Under 2012 PA 300, members of the Michigan Public School
Employees’ Retirement System are asked to make a choice in terms of their
future pension benefits:
(1) Members of the “Basic Plan,” who
historically contributed nothing to their pensions, would now be expected to
contribute 4% of their compensation to their pensions. Those individuals hired
between January 1990 and July 2010 and those former Basic Plan members who
transferred into the Member Investment Plan (MIP) would increase their
contribution to 7%. Members who opted into the Basic Plan and MIP Plan would
maintain the current 1.5% pension multiplier.
(2) Members could maintain current
contribution rates, freeze existing benefits at the 1.5% multiplier, and
receive a 1.25% pension multiplier for future years of service.
(3) Members could freeze existing
pension benefits and move into a defined contribution, 401(k)-style, plan with
a flat 4% employer contribution for future service. Additionally, under MCL
38.1343e and MCL 38.1391a members were asked to opt in or out of retiree
healthcare benefits; members could either contribute 3% of their compensation
to receive the future benefit, or they could choose to receive no retiree
healthcare benefits at retirement. MCL 38.1391a(8) further provided that a
member who opted into the retiree healthcare program, but ultimately did not
meet the eligibility requirements (e.g., because of a failure to work the
requisite number of years) would be refunded his or her contribution starting
at age 60 over a period of 60 months.
In two separate actions, the plaintiff unions filed
complaints alleging: breach of contract and diminishment of contract,
unconstitutional diminishment of their members’ accrued financial benefits,
denial of substantive due process, and unjust enrichment to the state. The
Court of Claims consolidated the two cases and considered the parties’
competing motions for summary disposition.
The Court of Claims rejected the plaintiffs’ claims and ruled that 2012
PA 300 does not violate the plaintiffs’ rights.
The plaintiffs then appealed to the Court of Appeals, challenging four separate provisions of
2012 PA 300: (1) MCL 38.1343e, which requires a 3% contribution toward retiree
healthcare; (2) MCL 38.1343g, which requires a 4% contribution to the pension
plan for a member to remain in the Basic Plan; (3) MCL 38.1384b, which reduces
the multiplier used in calculating pension benefits for those individuals who
opt out of making the contributions required under MCL 38.1343g; and (4) MCL
38.1391a(8), which provides the mechanism for refunding contributions to
individuals who opt into the retiree healthcare plan but ultimately fail to
qualify to receive those benefits.
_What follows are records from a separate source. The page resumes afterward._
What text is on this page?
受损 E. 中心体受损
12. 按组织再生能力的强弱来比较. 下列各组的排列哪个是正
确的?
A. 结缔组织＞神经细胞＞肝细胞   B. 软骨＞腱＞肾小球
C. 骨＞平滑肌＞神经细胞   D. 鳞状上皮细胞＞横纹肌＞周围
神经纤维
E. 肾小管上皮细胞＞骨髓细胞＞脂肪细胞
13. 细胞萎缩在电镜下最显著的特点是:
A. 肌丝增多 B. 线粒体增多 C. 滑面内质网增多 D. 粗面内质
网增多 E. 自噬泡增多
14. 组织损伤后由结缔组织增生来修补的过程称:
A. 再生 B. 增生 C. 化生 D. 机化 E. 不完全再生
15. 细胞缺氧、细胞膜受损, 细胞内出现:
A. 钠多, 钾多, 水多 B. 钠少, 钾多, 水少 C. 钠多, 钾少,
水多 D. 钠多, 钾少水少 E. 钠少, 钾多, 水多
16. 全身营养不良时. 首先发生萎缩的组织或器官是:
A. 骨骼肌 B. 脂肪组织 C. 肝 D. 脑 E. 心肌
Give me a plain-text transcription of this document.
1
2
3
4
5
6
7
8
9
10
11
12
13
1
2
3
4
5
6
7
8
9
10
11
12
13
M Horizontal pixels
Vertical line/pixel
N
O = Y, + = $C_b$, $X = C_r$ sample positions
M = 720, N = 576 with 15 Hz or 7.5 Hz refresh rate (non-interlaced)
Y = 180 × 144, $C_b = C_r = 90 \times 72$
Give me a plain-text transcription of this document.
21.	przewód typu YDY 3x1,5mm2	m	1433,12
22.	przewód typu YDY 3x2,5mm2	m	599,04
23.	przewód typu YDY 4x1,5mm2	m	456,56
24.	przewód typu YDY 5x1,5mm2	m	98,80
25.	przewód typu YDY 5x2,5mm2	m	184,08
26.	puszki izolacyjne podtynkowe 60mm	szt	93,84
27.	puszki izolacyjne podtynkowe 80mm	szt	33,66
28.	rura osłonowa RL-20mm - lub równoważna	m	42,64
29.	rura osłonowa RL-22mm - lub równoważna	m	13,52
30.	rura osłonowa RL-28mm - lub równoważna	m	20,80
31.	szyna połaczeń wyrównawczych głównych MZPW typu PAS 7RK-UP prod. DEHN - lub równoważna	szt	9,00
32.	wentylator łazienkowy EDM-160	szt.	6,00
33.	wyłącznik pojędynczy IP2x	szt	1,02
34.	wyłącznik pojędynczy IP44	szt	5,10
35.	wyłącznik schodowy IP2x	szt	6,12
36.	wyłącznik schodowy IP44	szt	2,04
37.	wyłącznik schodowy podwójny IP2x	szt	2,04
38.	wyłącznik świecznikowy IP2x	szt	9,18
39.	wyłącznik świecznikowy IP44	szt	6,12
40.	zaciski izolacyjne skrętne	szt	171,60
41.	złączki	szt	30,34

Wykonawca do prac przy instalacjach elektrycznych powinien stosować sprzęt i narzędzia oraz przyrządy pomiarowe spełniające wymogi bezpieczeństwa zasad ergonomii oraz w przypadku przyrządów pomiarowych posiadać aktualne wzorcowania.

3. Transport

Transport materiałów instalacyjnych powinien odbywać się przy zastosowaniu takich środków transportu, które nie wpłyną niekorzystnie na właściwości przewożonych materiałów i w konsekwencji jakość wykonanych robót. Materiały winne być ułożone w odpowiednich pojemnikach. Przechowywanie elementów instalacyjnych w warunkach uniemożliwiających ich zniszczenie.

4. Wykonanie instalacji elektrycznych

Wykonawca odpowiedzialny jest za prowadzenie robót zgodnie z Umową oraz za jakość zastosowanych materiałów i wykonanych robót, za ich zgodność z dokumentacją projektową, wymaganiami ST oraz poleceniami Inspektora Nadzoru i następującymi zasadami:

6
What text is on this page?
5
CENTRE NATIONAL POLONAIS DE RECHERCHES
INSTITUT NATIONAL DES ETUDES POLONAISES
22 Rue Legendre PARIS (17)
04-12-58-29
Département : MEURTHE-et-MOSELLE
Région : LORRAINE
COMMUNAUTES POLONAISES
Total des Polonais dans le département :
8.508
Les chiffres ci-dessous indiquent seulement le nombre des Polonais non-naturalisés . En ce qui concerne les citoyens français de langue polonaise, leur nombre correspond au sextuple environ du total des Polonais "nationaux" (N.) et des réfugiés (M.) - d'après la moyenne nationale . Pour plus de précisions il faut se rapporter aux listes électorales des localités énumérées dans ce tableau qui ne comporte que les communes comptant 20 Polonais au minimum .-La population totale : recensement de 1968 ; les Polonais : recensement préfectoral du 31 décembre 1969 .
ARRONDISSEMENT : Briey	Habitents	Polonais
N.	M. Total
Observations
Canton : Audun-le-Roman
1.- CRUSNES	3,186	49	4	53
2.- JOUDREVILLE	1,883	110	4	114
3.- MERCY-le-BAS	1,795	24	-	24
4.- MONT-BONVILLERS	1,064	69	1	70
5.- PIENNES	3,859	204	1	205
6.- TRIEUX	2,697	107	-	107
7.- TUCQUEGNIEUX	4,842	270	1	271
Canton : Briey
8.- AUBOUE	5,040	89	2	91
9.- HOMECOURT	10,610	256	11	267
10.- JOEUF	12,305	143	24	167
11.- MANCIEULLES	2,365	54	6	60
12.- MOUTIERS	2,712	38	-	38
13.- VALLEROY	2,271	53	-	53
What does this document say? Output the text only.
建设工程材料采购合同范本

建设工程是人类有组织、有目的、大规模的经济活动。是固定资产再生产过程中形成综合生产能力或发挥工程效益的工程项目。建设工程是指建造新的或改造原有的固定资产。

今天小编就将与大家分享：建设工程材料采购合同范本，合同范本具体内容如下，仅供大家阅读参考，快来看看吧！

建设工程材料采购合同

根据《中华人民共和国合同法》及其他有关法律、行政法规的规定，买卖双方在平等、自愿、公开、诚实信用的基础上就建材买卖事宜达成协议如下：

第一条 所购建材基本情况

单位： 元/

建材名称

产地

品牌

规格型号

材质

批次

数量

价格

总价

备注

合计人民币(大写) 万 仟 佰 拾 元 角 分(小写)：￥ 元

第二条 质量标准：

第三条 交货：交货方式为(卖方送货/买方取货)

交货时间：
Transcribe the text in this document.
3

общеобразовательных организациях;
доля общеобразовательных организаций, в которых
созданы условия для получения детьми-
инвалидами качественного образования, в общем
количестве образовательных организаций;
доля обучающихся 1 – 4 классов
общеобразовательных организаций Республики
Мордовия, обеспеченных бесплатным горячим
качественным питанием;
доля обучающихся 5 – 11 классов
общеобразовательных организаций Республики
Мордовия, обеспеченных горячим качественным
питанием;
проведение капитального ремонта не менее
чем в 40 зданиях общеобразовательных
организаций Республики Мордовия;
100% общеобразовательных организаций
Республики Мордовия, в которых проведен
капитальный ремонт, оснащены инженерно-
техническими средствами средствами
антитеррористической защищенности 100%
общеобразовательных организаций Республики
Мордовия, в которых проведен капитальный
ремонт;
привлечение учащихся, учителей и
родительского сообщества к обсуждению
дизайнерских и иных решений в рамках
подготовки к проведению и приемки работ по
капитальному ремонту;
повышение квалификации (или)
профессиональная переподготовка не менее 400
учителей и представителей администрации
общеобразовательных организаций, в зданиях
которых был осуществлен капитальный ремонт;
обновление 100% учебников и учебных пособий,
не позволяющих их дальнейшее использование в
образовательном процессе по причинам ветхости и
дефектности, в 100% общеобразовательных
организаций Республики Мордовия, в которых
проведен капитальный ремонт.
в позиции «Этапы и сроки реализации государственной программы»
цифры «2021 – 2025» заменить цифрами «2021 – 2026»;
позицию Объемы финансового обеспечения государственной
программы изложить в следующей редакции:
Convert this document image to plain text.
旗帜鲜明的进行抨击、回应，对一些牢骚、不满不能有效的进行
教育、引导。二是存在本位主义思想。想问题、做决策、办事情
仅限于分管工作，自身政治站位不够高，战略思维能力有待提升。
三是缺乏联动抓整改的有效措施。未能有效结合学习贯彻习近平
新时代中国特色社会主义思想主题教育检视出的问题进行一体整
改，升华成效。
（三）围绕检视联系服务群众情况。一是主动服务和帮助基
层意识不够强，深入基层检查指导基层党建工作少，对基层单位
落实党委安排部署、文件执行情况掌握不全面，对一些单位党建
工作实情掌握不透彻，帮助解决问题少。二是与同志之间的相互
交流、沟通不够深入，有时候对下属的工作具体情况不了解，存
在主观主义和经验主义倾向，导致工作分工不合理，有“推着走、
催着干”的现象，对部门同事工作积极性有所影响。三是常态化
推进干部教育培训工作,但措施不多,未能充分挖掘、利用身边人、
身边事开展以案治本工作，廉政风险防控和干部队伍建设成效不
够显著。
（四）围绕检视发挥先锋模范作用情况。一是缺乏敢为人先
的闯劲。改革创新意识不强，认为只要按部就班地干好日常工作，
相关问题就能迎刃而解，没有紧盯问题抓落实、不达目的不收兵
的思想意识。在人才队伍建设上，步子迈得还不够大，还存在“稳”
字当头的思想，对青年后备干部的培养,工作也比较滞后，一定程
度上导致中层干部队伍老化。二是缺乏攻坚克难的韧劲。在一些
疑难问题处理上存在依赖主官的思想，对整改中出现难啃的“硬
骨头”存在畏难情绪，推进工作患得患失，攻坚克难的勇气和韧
The Court of Appeals affirmed the Court of
Claims in a published opinion.
In the Court of Appeals, the plaintiffs argued that various
State publications, explaining what retirement rights a vested employee would
receive, and prior legislation concerning the Michigan Public School Employees’
Retirement System established a contractual right that was impaired by 2012 PA
300. The Court of Appeals ruled that the
documents relied on by the plaintiffs did not create an enforceable contractual
right. The panel also held that the
plaintiffs’ argument that the prior legislation created a contractual right was
rejected in Studier v Michigan Pub School
Employees’ Retirement Bd, 472 Mich 642 (2005). For these reasons, the appeals court ruled
that the plaintiffs failed to show that 2012 PA 300 unconstitutionally impaired
their existing contractual obligations to pension and retiree healthcare
The Court of Appeals further ruled that the plaintiffs
failed to establish any other constitutional violation. While the state constitution protects the
“accrued financial benefits of each pension plan and retirement system of the
state,” Const 1963, art 9, § 24, and provides that such benefits shall not be
“diminished or impaired,” this provision protects only vested benefits, the
panel held. Article 9, § 24 does not
protect future benefits. Because 2012 PA
300 “does nothing to impact or impair members’ vested pension benefits,” the
plaintiffs’ constitutional challenge failed.
With regard to retiree healthcare benefits, the Court of Appeals noted
that employee contributions under 2012 PA 300 are voluntary. “A member may now choose to either continue
to participate in the retiree healthcare program and contribute 3% of his or
her salary to do so, or the member may simply opt out of the program
altogether.” For similar reasons, the
Court of Appeals held that the provisions of 2012 PA 300 did not violate the
plaintiffs’ substantive due process rights and did not amount to an
unconstitutional taking of the plaintiffs’ property.
The plaintiffs filed an application for leave to appeal to
the Supreme Court. In an order dated
May 21, 2014, the Supreme Court granted the application.